Lulu tried to defend herself, prosecutors said.

"She knew what she was doing, she knew what was happening, she understood what the defendant was doing, she fought to live," the prosecutor said. "And the defendant repaid LuLu's resistance with almost 30 different stab and slash wounds to her body and her neck."

Some jurors were in tears during her testimony, Sanchez reported.

"She killed my best friends," the devastated mother said.

When leaving the courtroom, Krim turned to Ortega and said, "You're gross. You're disgusting."

Earlier, the prosecutor began opening statements by saying that Yoselyn Ortega "viciously and violently" attacked the two.

"[She] repeatedly slashed and stabbed them, laying their bodies on top of one another to bleed out in a bathtub," the prosecutor said. "The defendant brutally butchered both children, slitting their throats."

Watch: Prosecutor's Opening Statement 

Marina Krim returned home to make the horrifying discovery, prosecutors said.

"Marina Krim opened the bathroom door and saw the bloody, lifeless bodies of her 6-year-old daughter and 2-year-old son, stacked in the bathtub, their eyes open, covered in blood, staring ahead. And between her and her dead babies was the defendant, the person responsible for this atrocity, standing, holding one of the knives that she had used to kill those babies," the prosecutor said.

"She collapsed on the landing sobbing uncontrollably and inconsolably that her children were dead," the prosecutor said.

Ortega had cut her own throat, prosecutors said.

Ortega sat emotionless as prosecutors detailed the unthinkable murders of the two beautiful children who were under her care, Sanchez reported.

Prosecutors argue Ortega, 55, who had been working with the family for two years, was angry at the Krims for being too demanding, and that she resented Marina Krim for being able to provide for her children in a way that she could not, Sanchez reported.

"These are the undisputed facts in this case. And these are the facts and the evidence will prove to you beyond a reasonable doubt that the defendant intentionally murdered Lulu and Leo Krim on Oct. 25, 2012. That she knew what she was doing when she killed them and that she knew what she was doing wrong," the prosecutor said.

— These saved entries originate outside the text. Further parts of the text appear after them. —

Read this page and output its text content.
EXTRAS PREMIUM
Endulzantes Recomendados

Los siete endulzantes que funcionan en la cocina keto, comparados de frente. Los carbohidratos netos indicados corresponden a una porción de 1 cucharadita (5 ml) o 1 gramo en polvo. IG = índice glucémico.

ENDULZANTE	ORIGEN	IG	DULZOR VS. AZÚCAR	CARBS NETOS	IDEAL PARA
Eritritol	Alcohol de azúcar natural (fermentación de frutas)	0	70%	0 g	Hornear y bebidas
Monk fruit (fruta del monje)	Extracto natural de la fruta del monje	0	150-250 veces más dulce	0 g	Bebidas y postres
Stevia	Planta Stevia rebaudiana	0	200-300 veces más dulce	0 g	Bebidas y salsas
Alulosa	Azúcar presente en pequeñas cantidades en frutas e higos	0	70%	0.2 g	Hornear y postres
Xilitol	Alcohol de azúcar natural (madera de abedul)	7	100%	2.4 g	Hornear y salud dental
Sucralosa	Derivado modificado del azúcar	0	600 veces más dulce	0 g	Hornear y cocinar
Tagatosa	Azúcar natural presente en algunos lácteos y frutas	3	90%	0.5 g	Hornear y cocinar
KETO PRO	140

During the two years Ortega worked for the family, Krim said Ortega never complained about any struggles that would lead her to that horrible fall day.

Watch: Defense's Opening Statement 

Defense attorney Valerie Van Leer-Greenberg told the jury during her opening statement that Ortega suffered from severe mental illness, including "major depression, psychotic thinking, hallucinations."

Van Leer-Greenberg added her client had not been treated for her problems until after her arrest. She said that from 1962 until 1982, when she lived in the Dominican Republic, her native land treated mental illness as if it was incurable.

"The evidence will show that she has a corroborated history of hearing voices and disassociating from reality, since the age of 16," she said.

Prosecutors plan to present their own psychiatric experts who will say that Ortega understood the consequences of her actions, even if her motive may never be understood.

"It's the slaughter of two innocent children," Assistant District Attorney Stuart Silberg said.

A judge has already declared Ortega mentally fit to stand trial.

Prior to the start of the trial, Kevin and Marina Krim had been anticipating what will likely be excruciating for them -- coming face to face with their former nanny.

"Over the next few months, the story of Lulu and Leo and our family will be painfully in the news again," Kevin Krim said in a video message the couple released. "This trial will be very hard for us and for a lot of you."

The Krims, who have since had two more children, have created a non-profit. The "Lulu and Leo Fund" is an organization that fosters creativity among children in memory of the two little ones they lost, using their tragedy to help others.

"We're gonna handle this the way we've handled everything," said Marina Krim. "We're gonna focus on the positive and the goodness that's come out of all this."

The trial is expected to last at least three months.